Remote computers are not discovered in specific domain
- Please make sure the RAC software is launched with “Run as administrator” option.
- Please make sure “Computer Browser” windows service is running on remote computers.
- Please make sure “Server” windows service is running on remote computers.
- We have to connect to the target domain to discover remote computers. Please use “Change Logon Account” option to give the right credentials for connecting to the target domain.
- Please make sure the inbound rule is enabled for “Network Discovery” under windows firewall on remote computers. Please see this link for enabling “Network Discovery” via GPO (http://www.technig.com/enable-network-discovery-via-group-policy/)
- In the case of other firewalls or in connectivity path, you need to open the following ports to allow incoming network discovery traffic
- UDP 3702, 137, 138, 1900
- TCP 5357, 5358, 445, 2869, 139
Unable to install / uninstall eG agents (Start / Stop eGurkhaAgent service)
- Please make sure the RAC software is launched with “Run as administrator” option.
- Please make sure “Computer Browser” windows service is running on remote computers.

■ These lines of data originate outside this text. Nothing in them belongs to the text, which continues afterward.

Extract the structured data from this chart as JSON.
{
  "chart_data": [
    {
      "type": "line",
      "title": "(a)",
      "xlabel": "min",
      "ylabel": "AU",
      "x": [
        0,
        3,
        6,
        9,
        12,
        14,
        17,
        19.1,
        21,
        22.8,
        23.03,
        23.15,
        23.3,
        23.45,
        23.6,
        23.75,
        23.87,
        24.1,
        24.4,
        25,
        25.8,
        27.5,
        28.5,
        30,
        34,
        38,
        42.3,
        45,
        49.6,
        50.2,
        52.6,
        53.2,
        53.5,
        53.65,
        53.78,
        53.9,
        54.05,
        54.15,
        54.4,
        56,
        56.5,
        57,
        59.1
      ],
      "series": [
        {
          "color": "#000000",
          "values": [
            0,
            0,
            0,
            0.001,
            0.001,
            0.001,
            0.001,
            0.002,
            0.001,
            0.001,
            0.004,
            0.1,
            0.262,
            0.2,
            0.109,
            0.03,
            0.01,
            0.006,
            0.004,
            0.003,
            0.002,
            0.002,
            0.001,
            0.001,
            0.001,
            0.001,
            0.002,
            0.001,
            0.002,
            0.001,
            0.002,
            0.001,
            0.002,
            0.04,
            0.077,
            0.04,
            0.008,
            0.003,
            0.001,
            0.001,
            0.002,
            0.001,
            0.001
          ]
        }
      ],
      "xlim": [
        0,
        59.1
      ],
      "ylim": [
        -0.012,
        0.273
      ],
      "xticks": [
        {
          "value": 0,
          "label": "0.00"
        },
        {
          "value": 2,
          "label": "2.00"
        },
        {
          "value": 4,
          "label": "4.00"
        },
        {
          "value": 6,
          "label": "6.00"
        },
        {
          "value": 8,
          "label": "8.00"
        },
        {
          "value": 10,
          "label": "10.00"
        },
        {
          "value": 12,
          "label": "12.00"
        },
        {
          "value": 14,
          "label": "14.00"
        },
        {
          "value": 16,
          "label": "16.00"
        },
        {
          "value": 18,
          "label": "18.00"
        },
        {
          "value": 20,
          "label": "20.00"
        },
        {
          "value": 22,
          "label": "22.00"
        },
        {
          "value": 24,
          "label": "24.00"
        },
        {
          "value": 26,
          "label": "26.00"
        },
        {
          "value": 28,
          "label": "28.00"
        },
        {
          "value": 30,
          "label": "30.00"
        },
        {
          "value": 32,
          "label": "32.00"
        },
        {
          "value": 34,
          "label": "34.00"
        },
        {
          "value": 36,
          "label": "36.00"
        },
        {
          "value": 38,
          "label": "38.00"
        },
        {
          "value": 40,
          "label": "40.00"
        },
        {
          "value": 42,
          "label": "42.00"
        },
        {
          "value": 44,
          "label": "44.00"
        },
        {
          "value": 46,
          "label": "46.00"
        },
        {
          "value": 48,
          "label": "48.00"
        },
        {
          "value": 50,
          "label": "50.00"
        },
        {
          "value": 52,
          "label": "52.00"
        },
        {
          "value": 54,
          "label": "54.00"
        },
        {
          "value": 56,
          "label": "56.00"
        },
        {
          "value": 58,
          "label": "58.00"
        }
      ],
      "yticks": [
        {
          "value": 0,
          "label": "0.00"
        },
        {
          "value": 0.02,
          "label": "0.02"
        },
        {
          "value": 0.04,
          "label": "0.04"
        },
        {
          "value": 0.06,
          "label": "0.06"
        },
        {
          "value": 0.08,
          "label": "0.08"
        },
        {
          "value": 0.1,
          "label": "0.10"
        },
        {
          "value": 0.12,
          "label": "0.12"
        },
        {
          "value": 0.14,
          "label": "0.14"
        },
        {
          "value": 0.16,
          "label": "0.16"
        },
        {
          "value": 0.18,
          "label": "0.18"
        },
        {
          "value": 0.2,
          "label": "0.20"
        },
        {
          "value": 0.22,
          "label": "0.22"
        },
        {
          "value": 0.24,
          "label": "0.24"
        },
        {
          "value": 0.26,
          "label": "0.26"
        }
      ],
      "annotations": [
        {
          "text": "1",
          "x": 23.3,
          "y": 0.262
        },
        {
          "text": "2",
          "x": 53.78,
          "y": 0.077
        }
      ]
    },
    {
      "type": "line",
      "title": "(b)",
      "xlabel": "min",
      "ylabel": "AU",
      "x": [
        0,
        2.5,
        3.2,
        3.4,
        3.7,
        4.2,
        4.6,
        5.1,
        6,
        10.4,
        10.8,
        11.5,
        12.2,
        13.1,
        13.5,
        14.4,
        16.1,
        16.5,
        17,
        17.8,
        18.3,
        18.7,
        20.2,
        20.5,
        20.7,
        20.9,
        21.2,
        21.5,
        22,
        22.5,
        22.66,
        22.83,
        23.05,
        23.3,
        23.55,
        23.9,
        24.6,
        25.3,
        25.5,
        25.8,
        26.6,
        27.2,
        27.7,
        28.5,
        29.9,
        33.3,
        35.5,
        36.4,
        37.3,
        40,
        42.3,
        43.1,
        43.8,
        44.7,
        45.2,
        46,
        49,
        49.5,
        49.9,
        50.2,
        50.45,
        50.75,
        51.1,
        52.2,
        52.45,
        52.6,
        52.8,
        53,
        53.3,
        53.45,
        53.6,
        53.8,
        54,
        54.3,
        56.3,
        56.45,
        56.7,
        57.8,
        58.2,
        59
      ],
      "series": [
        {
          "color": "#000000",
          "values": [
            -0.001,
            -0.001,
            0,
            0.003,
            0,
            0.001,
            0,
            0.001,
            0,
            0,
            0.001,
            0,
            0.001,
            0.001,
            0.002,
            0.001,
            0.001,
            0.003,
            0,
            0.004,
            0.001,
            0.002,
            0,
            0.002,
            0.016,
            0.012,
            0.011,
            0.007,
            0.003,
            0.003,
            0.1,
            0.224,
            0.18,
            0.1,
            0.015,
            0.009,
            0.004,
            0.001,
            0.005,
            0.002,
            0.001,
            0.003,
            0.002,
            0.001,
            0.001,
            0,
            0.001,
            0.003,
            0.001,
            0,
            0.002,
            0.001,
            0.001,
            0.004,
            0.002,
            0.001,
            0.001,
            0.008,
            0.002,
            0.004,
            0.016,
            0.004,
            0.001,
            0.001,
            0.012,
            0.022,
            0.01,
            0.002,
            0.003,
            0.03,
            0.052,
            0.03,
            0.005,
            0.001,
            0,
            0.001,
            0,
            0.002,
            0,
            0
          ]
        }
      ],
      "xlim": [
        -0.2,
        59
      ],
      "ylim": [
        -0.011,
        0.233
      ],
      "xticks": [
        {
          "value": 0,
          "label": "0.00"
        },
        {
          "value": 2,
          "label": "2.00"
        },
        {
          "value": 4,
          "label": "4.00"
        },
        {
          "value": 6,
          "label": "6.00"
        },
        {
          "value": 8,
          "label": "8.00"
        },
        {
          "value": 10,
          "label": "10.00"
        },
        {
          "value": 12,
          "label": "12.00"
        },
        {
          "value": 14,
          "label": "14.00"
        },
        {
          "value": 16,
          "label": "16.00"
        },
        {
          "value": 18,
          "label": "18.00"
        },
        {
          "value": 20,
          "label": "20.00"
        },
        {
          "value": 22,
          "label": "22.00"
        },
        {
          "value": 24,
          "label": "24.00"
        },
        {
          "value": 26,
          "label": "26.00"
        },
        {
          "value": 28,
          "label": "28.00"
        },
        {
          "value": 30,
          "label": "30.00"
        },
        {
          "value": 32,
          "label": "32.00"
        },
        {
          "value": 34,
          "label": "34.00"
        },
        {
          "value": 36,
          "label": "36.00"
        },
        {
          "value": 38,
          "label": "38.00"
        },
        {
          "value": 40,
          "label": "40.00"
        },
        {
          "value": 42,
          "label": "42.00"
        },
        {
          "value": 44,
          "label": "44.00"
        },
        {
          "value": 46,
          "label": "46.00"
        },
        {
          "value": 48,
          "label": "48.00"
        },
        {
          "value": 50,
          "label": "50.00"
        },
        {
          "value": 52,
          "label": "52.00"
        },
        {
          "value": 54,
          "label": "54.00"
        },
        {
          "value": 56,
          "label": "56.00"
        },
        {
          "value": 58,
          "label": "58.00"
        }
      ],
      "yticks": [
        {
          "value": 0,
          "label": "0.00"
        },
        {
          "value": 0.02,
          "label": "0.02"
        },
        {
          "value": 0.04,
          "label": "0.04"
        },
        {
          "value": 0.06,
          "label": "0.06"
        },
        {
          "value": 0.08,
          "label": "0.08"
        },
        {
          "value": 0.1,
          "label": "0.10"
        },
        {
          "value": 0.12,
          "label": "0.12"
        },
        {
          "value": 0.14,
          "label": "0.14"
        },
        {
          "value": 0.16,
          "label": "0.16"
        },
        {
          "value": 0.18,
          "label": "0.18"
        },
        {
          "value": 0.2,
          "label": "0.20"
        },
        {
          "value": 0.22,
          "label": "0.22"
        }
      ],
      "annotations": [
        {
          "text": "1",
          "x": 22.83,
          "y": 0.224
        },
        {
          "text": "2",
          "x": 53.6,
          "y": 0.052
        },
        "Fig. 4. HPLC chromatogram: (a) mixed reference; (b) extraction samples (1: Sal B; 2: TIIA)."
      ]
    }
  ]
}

- Please make sure “Server” windows service is running on remote computers.
- We have to connect to the target domain to discover remote computers. Please use “Change Logon Account” option to give the right credentials for connecting to the target domain.
- In the case of other firewalls or in connectivity path, you need to open the following ports to allow incoming file and print sharing traffic
- UDP 3702, 137, 138, 1900
- TCP 5357, 5358, 445, 2869, 139
- Make sure appropriate folders are available in RAC folder structure
- Windows 2008 R2 32 bit OS – <RACHome>\ Windows 2008
- Windows 2008 R2 64 bit OS – <RACHome>\Windows_64 2008
- Windows 2012 32 bit OS – <RACHome>\ Windows 2012
- Windows 2012 64 bit OS – <RACHome>\Windows_64 2012
- Make sure the eG Agent software, install and uninstall iss files are available in respective operating system folders as shown above.
- If install / uninstall agent installation is not working, please make sure the remote computers ADMIN$ is accessible from RAC machine. You can try simple steps and verify it works:
- From Start->Run, type \\remotemachine\admin$.
- You should get the folder structure of the remote machine. It shouldn’t ask for any authentication from current logged on user in the RAC machine.
If you go to a session for RAC troubleshooting, please verify that the customer machines are visible from MSP environment or from RAC machine. You can try the following
- Open the windows explorer
- Type “network” from the quick access search bar as shown below
- You should see all the machines including their customer machines here. What it means is the MSP can see all the customer machines from the MSP environment. If the customer machines are not available then RAC can’t detect the customer domains and its machines. This is because those machines are not connected to MSP environment or not accessible from MSP environment.